I have been so lucky with my GP, the NHS and the cancer pathway. My local hospital Bath RUH and my surgeon Mr Carswell and his hilarious team have made this easy. I explained I’m autistic and only like to deal in facts and absolutes. So I’ve felt heard, respected and cared for. I am only at the beginning. Like most people, I thought cancer meant an oncologist and chemo. But they’re not all like that. I don’t need it yet. After my surgery, I’ll need regular tests and if my Calcitonin goes up, it all starts again, the hunt for tumours. The oncology and any other treatment starts then.

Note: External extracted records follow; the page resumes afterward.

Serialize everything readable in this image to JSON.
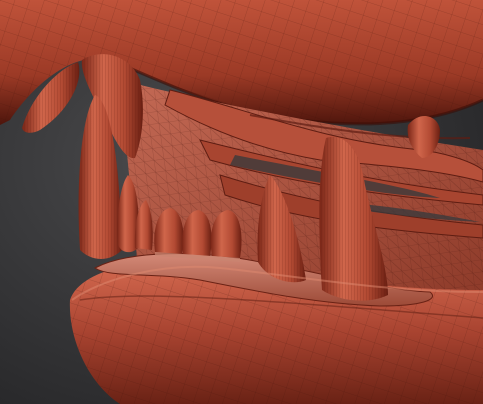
{
  "viewport": {
    "subject": "creature-jaw-sculpt",
    "colors": {
      "background_top": "#4a4a4c",
      "background_bottom": "#1f1f21",
      "clay_light": "#d96a4f",
      "clay_mid": "#a83f2b",
      "clay_dark": "#5e1d12",
      "wire": "#2a0a05",
      "gum_pink": "#c47b6a"
    },
    "teeth": [
      {
        "name": "upper-incisor-small"
      },
      {
        "name": "upper-incisor-large"
      },
      {
        "name": "lower-canine-left"
      },
      {
        "name": "lower-molar-row"
      },
      {
        "name": "lower-fang-mid"
      },
      {
        "name": "lower-canine-right"
      }
    ]
  }
}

If you’re hearing the words ‘you have cancer’ don’t feel like life is done. Take time to process a little bit about what that actually means. Have some time alone to think, cry, scream, become hysterical. The reaction is different for everyone, and there’s no ‘right way’. Look after yourself amongst it. Have a face pack, a muffin, whatever makes you feel good. To healthcare providers: some people like delivery to be fluffy ‘I’m sure it’s nothing to worry about’. Some people like it straight (me) you have cancer, it’s rare and we need to operate urgently. Try to figure out what your patient needs before assuming. I did meet the former prior to surgery and I really really hate the fluffy ‘I’m sure it’s nothing approach’ because, in fact, you were wrong, it really was something and it was something bad. So try not to patronise people unless they ask you to. Or maybe develop a short course of leading questions to decipher if you have a fluffy patient (not me) or someone who’s looking back at you like you are a lunatic because you told her she would need a general anaesthetic ‘which means you’ll be asleep’. I may not say exactly what I think (well not all of the time) but my facial expression will most certainly give it away!